Jewish Book - Christian Book by Ilona Steimann Pdf
Jewish Book - Christian Book: Hebrew Manuscripts in Transition between Jews and Christians in the Context of German Humanism is intended as a contribution to the history of the production, circulation, and reception of Hebrew materials outside of a Jewish context. An intriguing development in the late fifteenth and early sixteenth-century Christian Hebraism is how and why Christian scholars came to produce their own Hebrew books. Jewish Book - Christian Book: Hebrew Manuscripts in Transition between Jews and Christians in the Context of German Humanism offers a novel examination of this phenomenon in light of nearly unknown Hebrew manuscripts produced by German Hebraists in that period. Anticipating Hebraist printed editions, the Hebraist manuscript copies of Jewish texts represent one of the earliest attempts of Christians to independently form a stock of Jewish literature, which would meet their scholarly needs and interests, and embody a unique encounter of Jewish and Christian views of the Hebrew text and book. How Hebraist copyists coped with the inherent Jewishness of the Hebrew texts and in what ways they transformed and adapted them both textually and materially to serve Christian audience are among the key questions discussed in this study.
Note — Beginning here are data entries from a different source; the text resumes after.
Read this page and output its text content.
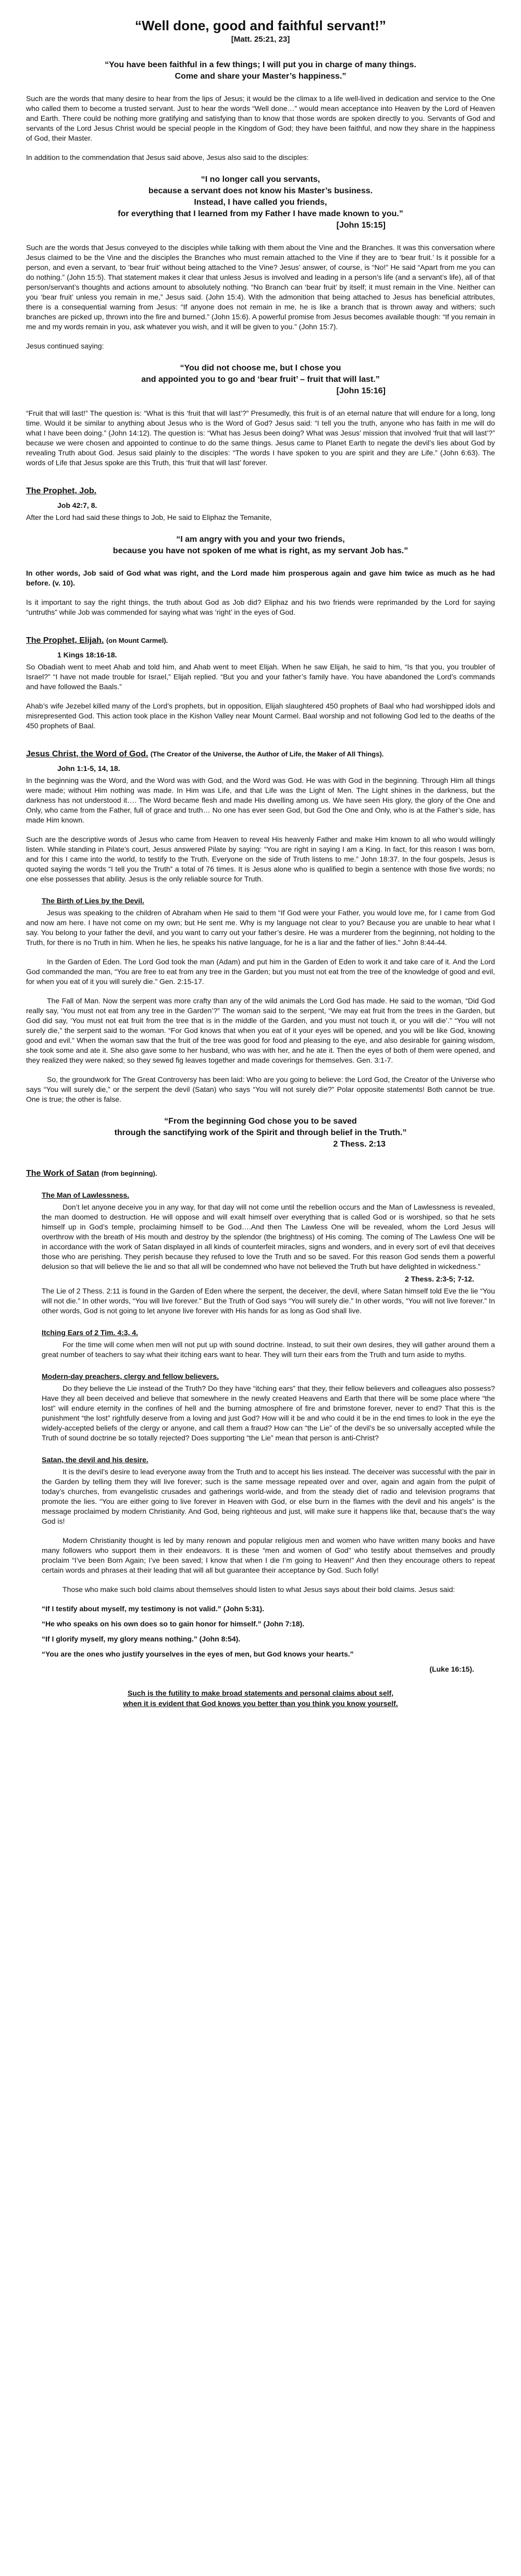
“Well done, good and faithful servant!”
[Matt. 25:21, 23]
“You have been faithful in a few things; I will put you in charge of many things.
Come and share your Master’s happiness.”

Such are the words that many desire to hear from the lips of Jesus; it would be the climax to a life well-lived in dedication and service to the One who called them to become a trusted servant. Just to hear the words “Well done…” would mean acceptance into Heaven by the Lord of Heaven and Earth. There could be nothing more gratifying and satisfying than to know that those words are spoken directly to you. Servants of God and servants of the Lord Jesus Christ would be special people in the Kingdom of God; they have been faithful, and now they share in the happiness of God, their Master.

In addition to the commendation that Jesus said above, Jesus also said to the disciples:

“I no longer call you servants,
because a servant does not know his Master’s business.
Instead, I have called you friends,
for everything that I learned from my Father I have made known to you.”
[John 15:15]

Such are the words that Jesus conveyed to the disciples while talking with them about the Vine and the Branches. It was this conversation where Jesus claimed to be the Vine and the disciples the Branches who must remain attached to the Vine if they are to ‘bear fruit.’ Is it possible for a person, and even a servant, to ‘bear fruit’ without being attached to the Vine? Jesus’ answer, of course, is “No!” He said “Apart from me you can do nothing.” (John 15:5). That statement makes it clear that unless Jesus is involved and leading in a person’s life (and a servant’s life), all of that person/servant’s thoughts and actions amount to absolutely nothing. “No Branch can ‘bear fruit’ by itself; it must remain in the Vine. Neither can you ‘bear fruit’ unless you remain in me,” Jesus said. (John 15:4). With the admonition that being attached to Jesus has beneficial attributes, there is a consequential warning from Jesus: “If anyone does not remain in me, he is like a branch that is thrown away and withers; such branches are picked up, thrown into the fire and burned.” (John 15:6). A powerful promise from Jesus becomes available though: “If you remain in me and my words remain in you, ask whatever you wish, and it will be given to you.” (John 15:7).

Jesus continued saying:

“You did not choose me, but I chose you
and appointed you to go and ‘bear fruit’ – fruit that will last.”
[John 15:16]

“Fruit that will last!” The question is: “What is this ‘fruit that will last’?” Presumedly, this fruit is of an eternal nature that will endure for a long, long time. Would it be similar to anything about Jesus who is the Word of God? Jesus said: “I tell you the truth, anyone who has faith in me will do what I have been doing.” (John 14:12). The question is: “What has Jesus been doing? What was Jesus’ mission that involved ‘fruit that will last’?” because we were chosen and appointed to continue to do the same things. Jesus came to Planet Earth to negate the devil’s lies about God by revealing Truth about God. Jesus said plainly to the disciples: “The words I have spoken to you are spirit and they are Life.” (John 6:63). The words of Life that Jesus spoke are this Truth, this ‘fruit that will last’ forever.

The Prophet, Job.
Job 42:7, 8.

After the Lord had said these things to Job, He said to Eliphaz the Temanite,

“I am angry with you and your two friends,
because you have not spoken of me what is right, as my servant Job has.”

In other words, Job said of God what was right, and the Lord made him prosperous again and gave him twice as much as he had before. (v. 10).

Is it important to say the right things, the truth about God as Job did? Eliphaz and his two friends were reprimanded by the Lord for saying “untruths” while Job was commended for saying what was ‘right’ in the eyes of God.

The Prophet, Elijah. (on Mount Carmel).
1 Kings 18:16-18.

So Obadiah went to meet Ahab and told him, and Ahab went to meet Elijah. When he saw Elijah, he said to him, “Is that you, you troubler of Israel?” “I have not made trouble for Israel,” Elijah replied. “But you and your father’s family have. You have abandoned the Lord’s commands and have followed the Baals.”

Ahab’s wife Jezebel killed many of the Lord’s prophets, but in opposition, Elijah slaughtered 450 prophets of Baal who had worshipped idols and misrepresented God. This action took place in the Kishon Valley near Mount Carmel. Baal worship and not following God led to the deaths of the 450 prophets of Baal.

Jesus Christ, the Word of God. (The Creator of the Universe, the Author of Life, the Maker of All Things).
John 1:1-5, 14, 18.

In the beginning was the Word, and the Word was with God, and the Word was God. He was with God in the beginning. Through Him all things were made; without Him nothing was made. In Him was Life, and that Life was the Light of Men. The Light shines in the darkness, but the darkness has not understood it…. The Word became flesh and made His dwelling among us. We have seen His glory, the glory of the One and Only, who came from the Father, full of grace and truth… No one has ever seen God, but God the One and Only, who is at the Father’s side, has made Him known.

Such are the descriptive words of Jesus who came from Heaven to reveal His heavenly Father and make Him known to all who would willingly listen. While standing in Pilate’s court, Jesus answered Pilate by saying: “You are right in saying I am a King. In fact, for this reason I was born, and for this I came into the world, to testify to the Truth. Everyone on the side of Truth listens to me.” John 18:37. In the four gospels, Jesus is quoted saying the words “I tell you the Truth” a total of 76 times. It is Jesus alone who is qualified to begin a sentence with those five words; no one else possesses that ability. Jesus is the only reliable source for Truth.

The Birth of Lies by the Devil.

Jesus was speaking to the children of Abraham when He said to them “If God were your Father, you would love me, for I came from God and now am here. I have not come on my own; but He sent me. Why is my language not clear to you? Because you are unable to hear what I say. You belong to your father the devil, and you want to carry out your father’s desire. He was a murderer from the beginning, not holding to the Truth, for there is no Truth in him. When he lies, he speaks his native language, for he is a liar and the father of lies.” John 8:44-44.

In the Garden of Eden. The Lord God took the man (Adam) and put him in the Garden of Eden to work it and take care of it. And the Lord God commanded the man, “You are free to eat from any tree in the Garden; but you must not eat from the tree of the knowledge of good and evil, for when you eat of it you will surely die.” Gen. 2:15-17.

The Fall of Man. Now the serpent was more crafty than any of the wild animals the Lord God has made. He said to the woman, “Did God really say, ‘You must not eat from any tree in the Garden’?” The woman said to the serpent, “We may eat fruit from the trees in the Garden, but God did say, ‘You must not eat fruit from the tree that is in the middle of the Garden, and you must not touch it, or you will die’.” “You will not surely die,” the serpent said to the woman. “For God knows that when you eat of it your eyes will be opened, and you will be like God, knowing good and evil.” When the woman saw that the fruit of the tree was good for food and pleasing to the eye, and also desirable for gaining wisdom, she took some and ate it. She also gave some to her husband, who was with her, and he ate it. Then the eyes of both of them were opened, and they realized they were naked; so they sewed fig leaves together and made coverings for themselves. Gen. 3:1-7.

So, the groundwork for The Great Controversy has been laid: Who are you going to believe: the Lord God, the Creator of the Universe who says “You will surely die,” or the serpent the devil (Satan) who says “You will not surely die?” Polar opposite statements! Both cannot be true. One is true; the other is false.

“From the beginning God chose you to be saved
through the sanctifying work of the Spirit and through belief in the Truth.”
2 Thess. 2:13
The Work of Satan (from beginning).
The Man of Lawlessness.

Don’t let anyone deceive you in any way, for that day will not come until the rebellion occurs and the Man of Lawlessness is revealed, the man doomed to destruction. He will oppose and will exalt himself over everything that is called God or is worshiped, so that he sets himself up in God’s temple, proclaiming himself to be God….And then The Lawless One will be revealed, whom the Lord Jesus will overthrow with the breath of His mouth and destroy by the splendor (the brightness) of His coming. The coming of The Lawless One will be in accordance with the work of Satan displayed in all kinds of counterfeit miracles, signs and wonders, and in every sort of evil that deceives those who are perishing. They perish because they refused to love the Truth and so be saved. For this reason God sends them a powerful delusion so that will believe the lie and so that all will be condemned who have not believed the Truth but have delighted in wickedness.”

2 Thess. 2:3-5; 7-12.

The Lie of 2 Thess. 2:11 is found in the Garden of Eden where the serpent, the deceiver, the devil, where Satan himself told Eve the lie “You will not die.” In other words, “You will live forever.” But the Truth of God says “You will surely die.” In other words, “You will not live forever.” In other words, God is not going to let anyone live forever with His hands for as long as God shall live.

Itching Ears of 2 Tim. 4:3, 4.

For the time will come when men will not put up with sound doctrine. Instead, to suit their own desires, they will gather around them a great number of teachers to say what their itching ears want to hear. They will turn their ears from the Truth and turn aside to myths.

Modern-day preachers, clergy and fellow believers.

Do they believe the Lie instead of the Truth? Do they have “itching ears” that they, their fellow believers and colleagues also possess? Have they all been deceived and believe that somewhere in the newly created Heavens and Earth that there will be some place where “the lost” will endure eternity in the confines of hell and the burning atmosphere of fire and brimstone forever, never to end? That this is the punishment “the lost” rightfully deserve from a loving and just God? How will it be and who could it be in the end times to look in the eye the widely-accepted beliefs of the clergy or anyone, and call them a fraud? How can “the Lie” of the devil’s be so universally accepted while the Truth of sound doctrine be so totally rejected? Does supporting “the Lie” mean that person is anti-Christ?

Satan, the devil and his desire.

It is the devil’s desire to lead everyone away from the Truth and to accept his lies instead. The deceiver was successful with the pair in the Garden by telling them they will live forever; such is the same message repeated over and over, again and again from the pulpit of today’s churches, from evangelistic crusades and gatherings world-wide, and from the steady diet of radio and television programs that promote the lies. “You are either going to live forever in Heaven with God, or else burn in the flames with the devil and his angels” is the message proclaimed by modern Christianity. And God, being righteous and just, will make sure it happens like that, because that’s the way God is!

Modern Christianity thought is led by many renown and popular religious men and women who have written many books and have many followers who support them in their endeavors. It is these “men and women of God” who testify about themselves and proudly proclaim “I’ve been Born Again; I’ve been saved; I know that when I die I’m going to Heaven!” And then they encourage others to repeat certain words and phrases at their leading that will all but guarantee their acceptance by God. Such folly!

Those who make such bold claims about themselves should listen to what Jesus says about their bold claims. Jesus said:

“If I testify about myself, my testimony is not valid.” (John 5:31).

“He who speaks on his own does so to gain honor for himself.” (John 7:18).

“If I glorify myself, my glory means nothing.” (John 8:54).

“You are the ones who justify yourselves in the eyes of men, but God knows your hearts.”

(Luke 16:15).

Such is the futility to make broad statements and personal claims about self,
when it is evident that God knows you better than you think you know yourself.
Winner of the 2014 Sami Rohr Prize for Jewish Literature A thousand years ago, the most perfect copy of the Hebrew Bible was written. It was kept safe through one upheaval after another in the Middle East, and by the 1940s it was housed in a dark grotto in Aleppo, Syria, and had become known around the world as the Aleppo Codex. Journalist Matti Friedman’s true-life detective story traces how this precious manuscript was smuggled from its hiding place in Syria into the newly founded state of Israel and how and why many of its most sacred and valuable pages went missing. It’s a tale that involves grizzled secret agents, pious clergymen, shrewd antiquities collectors, and highly placed national figures who, as it turns out, would do anything to get their hands on an ancient, decaying book. What it reveals are uncomfortable truths about greed, state cover-ups, and the fascinating role of historical treasures in creating a national identity.
Studies in Jewish Manuscripts by Joseph Dan,Klaus Herrmann,Johanna Hoornweg,Manuela Petzoldt Pdf
"Undoubtedly one of the most fascinating areas of Judaic research, Jewish manuscripts has experienced a remarkable renaissance. What the field has largely lacked, however, are professional publications to bring together researchers who, albeit in different specialist areas (history, philosophy, Kabbalah, bibliography, art history, comparative manuscript studies, paleography and codicology), all deal variously with Hebrew manuscripts." "The authors of the eight collected articles show the perspectives and the possibilities of such a discourse based on Jewish manuscripts within Judaic Studies; moreover numerous tie-ins with disciplines relating to general medieval and early modern history and culture can be developed."--BOOK JACKET.Title Summary field provided by Blackwell North America, Inc. All Rights Reserved
Author : Joseph Gutmann Publisher : New York : G. Braziller Page : 122 pages File Size : 49,5 Mb Release : 1978 Category : Art ISBN : UOM:39015008970165
Hebrew Manuscript Painting is the ninth in a new series of large-format, high-quality volumes featuring particularly interesting and appealing pages selected from the most important Eastern and Western manuscripts extant. On these charming pages are depicted illustrations of Jewish customs and holiday observances in manuscripts from Germany, France, Spain, and Italy. Joseph Gutmann of Wayne State University has selected and described the folios reproduced in this volume, representing a cross-section of Hebrew manuscript illumination.